GUATÉMALA - Le Congrès doit donner un degré de priorité élevé aux droits humains

Index AI : AMR 34/029/2005

Le Congrès guatémaltèque est tenu de garantir que l’intégralité de la législation nationale est en conformité avec les engagements pris par le Guatémala en matière de droits humains, a déclaré Amnesty International ce mardi 31 mai au sujet de projets de loi actuellement examinés par le Congrès.

Il s’agit notamment des projets de loi sur le registre du cadastre et sur la réforme du Code pénal en ce qui concerne les manifestations et réunions illégales.

« Le Guatémala connaît des problèmes liés à la terre depuis de nombreuses années, a souligné l’organisation. Il est indispensable que le nouveau cadastre soit établi de façon indépendante et qu’il aide à supprimer les difficultés structurelles telles que l’absence de sécurité juridique en ce qui concerne le régime foncier dans les zones rurales. »

Selon des informations communiquées par la Mission de vérification des Nations unies au Guatémala (MINUGUA), 31 évacuations forcées ont eu lieu au cours des six premiers mois de l’année 2004 ; plus de la moitié ont été émaillées de violences relevant clairement d’atteintes aux droits humains. De nombreuses occupations sont toujours d’actualité et l’absence de sécurité juridique qui affecte le régime foncier est un problème bien réel pour de nombreuses communautés rurales.

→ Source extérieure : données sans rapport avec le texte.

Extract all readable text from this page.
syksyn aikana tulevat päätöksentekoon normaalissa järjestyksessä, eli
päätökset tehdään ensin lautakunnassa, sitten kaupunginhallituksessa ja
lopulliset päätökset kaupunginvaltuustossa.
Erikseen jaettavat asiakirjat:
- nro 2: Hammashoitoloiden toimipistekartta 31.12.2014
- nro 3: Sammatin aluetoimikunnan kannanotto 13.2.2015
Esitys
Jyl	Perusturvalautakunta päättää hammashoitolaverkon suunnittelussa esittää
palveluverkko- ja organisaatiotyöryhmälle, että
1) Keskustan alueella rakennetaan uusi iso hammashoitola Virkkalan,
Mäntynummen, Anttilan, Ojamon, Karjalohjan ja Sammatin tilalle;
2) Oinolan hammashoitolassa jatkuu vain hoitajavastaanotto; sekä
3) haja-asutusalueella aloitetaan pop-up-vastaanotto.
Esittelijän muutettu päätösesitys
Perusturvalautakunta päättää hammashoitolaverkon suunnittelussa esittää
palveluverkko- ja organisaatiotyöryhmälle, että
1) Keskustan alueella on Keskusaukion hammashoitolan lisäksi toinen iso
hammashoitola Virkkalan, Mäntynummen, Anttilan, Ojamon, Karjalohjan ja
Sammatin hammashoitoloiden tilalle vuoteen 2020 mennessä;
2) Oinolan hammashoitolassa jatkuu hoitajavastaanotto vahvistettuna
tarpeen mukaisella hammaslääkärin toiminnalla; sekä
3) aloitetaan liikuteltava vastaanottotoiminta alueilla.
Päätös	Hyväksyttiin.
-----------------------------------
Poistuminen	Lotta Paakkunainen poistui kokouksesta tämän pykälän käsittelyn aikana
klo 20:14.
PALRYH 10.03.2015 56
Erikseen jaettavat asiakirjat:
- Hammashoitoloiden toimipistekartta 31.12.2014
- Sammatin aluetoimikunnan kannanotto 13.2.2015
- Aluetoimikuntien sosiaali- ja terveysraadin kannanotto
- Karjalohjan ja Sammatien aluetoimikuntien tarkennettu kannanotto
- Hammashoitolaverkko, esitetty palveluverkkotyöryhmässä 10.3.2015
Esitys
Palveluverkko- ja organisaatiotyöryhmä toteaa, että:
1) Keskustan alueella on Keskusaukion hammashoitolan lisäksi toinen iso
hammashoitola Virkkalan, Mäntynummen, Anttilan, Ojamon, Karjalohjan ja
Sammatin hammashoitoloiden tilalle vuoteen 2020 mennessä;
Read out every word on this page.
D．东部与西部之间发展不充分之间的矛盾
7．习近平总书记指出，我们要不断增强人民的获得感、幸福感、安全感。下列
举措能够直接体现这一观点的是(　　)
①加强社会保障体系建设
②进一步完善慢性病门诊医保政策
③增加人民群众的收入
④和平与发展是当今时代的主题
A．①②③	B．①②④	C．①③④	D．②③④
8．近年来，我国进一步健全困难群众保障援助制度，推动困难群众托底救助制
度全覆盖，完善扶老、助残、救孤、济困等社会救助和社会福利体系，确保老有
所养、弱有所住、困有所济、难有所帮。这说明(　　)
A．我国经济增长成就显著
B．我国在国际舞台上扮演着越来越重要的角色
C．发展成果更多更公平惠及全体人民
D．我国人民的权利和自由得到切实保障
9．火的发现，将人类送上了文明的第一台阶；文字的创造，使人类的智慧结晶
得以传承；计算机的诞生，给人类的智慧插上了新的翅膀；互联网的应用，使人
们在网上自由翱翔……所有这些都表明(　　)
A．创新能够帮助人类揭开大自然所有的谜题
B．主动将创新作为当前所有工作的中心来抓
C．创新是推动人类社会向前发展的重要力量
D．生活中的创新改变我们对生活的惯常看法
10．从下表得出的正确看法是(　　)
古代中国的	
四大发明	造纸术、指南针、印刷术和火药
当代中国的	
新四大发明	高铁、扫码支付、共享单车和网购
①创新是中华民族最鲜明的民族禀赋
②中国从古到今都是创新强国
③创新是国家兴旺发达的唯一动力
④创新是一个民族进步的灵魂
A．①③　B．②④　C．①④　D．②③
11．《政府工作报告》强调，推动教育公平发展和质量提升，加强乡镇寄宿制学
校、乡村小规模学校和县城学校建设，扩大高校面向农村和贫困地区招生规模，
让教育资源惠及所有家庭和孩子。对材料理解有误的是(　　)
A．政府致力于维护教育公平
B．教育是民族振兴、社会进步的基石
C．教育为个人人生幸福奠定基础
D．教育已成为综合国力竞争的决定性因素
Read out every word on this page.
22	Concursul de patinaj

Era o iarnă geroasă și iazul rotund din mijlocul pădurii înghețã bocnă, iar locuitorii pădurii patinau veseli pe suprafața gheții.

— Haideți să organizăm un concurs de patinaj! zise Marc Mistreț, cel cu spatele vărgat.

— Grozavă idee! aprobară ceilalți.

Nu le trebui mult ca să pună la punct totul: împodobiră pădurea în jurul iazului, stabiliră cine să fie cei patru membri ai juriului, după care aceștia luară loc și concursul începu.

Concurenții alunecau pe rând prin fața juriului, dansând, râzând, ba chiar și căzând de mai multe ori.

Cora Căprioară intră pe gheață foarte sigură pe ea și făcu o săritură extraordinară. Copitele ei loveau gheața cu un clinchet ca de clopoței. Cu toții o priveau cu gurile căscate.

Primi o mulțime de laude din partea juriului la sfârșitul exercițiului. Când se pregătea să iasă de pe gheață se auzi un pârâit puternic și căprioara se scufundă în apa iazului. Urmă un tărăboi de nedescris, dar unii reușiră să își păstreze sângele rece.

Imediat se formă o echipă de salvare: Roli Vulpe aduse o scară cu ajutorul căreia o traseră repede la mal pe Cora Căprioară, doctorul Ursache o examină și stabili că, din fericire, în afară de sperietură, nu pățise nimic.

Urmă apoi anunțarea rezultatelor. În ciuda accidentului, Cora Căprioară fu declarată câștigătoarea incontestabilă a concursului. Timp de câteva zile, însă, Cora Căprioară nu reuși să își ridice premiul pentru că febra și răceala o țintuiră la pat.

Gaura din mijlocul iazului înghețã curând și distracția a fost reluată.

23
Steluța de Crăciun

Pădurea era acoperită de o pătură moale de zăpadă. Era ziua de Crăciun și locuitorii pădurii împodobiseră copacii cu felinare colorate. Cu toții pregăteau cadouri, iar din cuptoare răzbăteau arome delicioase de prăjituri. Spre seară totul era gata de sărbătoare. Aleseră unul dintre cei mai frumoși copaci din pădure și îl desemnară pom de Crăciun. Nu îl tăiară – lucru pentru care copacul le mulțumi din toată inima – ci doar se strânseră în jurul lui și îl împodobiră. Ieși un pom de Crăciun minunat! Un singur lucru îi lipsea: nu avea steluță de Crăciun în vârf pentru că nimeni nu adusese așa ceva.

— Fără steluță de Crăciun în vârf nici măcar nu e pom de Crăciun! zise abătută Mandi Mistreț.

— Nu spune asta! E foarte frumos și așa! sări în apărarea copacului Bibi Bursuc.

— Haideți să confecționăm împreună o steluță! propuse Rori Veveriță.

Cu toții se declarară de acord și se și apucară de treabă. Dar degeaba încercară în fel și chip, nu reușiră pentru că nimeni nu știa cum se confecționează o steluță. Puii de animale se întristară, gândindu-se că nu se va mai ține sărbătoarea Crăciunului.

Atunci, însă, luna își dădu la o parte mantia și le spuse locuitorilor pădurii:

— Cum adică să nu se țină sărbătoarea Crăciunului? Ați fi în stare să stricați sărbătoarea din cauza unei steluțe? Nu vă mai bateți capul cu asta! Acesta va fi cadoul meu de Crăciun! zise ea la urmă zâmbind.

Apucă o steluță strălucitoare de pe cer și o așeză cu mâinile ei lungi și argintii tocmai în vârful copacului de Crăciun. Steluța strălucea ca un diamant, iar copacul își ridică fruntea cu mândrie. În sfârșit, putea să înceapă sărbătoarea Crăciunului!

« Établir un cadastre qui, avant même d’être effectif, fait l’objet de critiques en raison d’une absence, réelle ou supposée, d’indépendance dans sa réalisation n’aidera pas à résoudre les problèmes agraires. Pire, cela pourrait en outre envenimer la situation. »

Dans la lettre qu’elle a envoyée au Congrès du Guatémala, Amnesty International a également exprimé la préoccupation que lui inspirent les dispositions relatives aux manifestations et réunions illégales du projet de loi sur la réforme du Code pénal.

L’organisation estime que ces dispositions enfreignent le principe de légalité, car elle présente de nombreuses ambiguïtés risquant de ménager une place importante à l’arbitraire des forces de sécurité.

« Les autorités guatémaltèques ont le droit et le devoir de préserver la sécurité des citoyens, mais les ajustements légaux en la matière doivent être conformes aux normes internationales relatives à la qualification des infractions pénales. Sinon, le droit à la liberté de réunion et d’expression pourrait être menacé. »

Par ailleurs, Amnesty International a engagé les membres du Congrès à approuver l’accord passé entre le gouvernement guatémaltèque et les Nations unies au sujet de l’implantation d’un bureau du Haut-Commissariat des Nations unies aux droits de l’homme au Guatémala.

« Un suivi international de la situation des droits humains est essentiel si le Congrès tient réellement à ce que les droits humains soient respectés au Guatémala », a conclu Amnesty International.

Complément d’information

Le Congrès guatémaltèque examine actuellement les projets de loi n° 3074 - sur le registre du cadastre - et n° 3232 - portant sur la réforme du décret n° 17-73 concernant le Code pénal, et plus particulièrement les manifestations et réunions illégales -, ainsi que le projet de décret n° 3218 - relatif à l’accord sur l’établissement d’un bureau du Haut-Commissariat des Nations unies aux droits de l’homme au Guatémala ; les débats relatifs à chacun des textes en sont toutefois à des stades différents.

Dans une note envoyée le 20 avril 2005, Amnesty International avait exhorté le gouvernement guatémaltèque à introduire des mesures agraires et juridiques qui contribueraient à régler les litiges fonciers - par le biais de l’établissement d’un cadastre, notamment. L’organisation avait également prié le gouvernement d’autoriser un suivi international de la situation des droits humains au Guatémala afin de favoriser le respect de ceux-ci.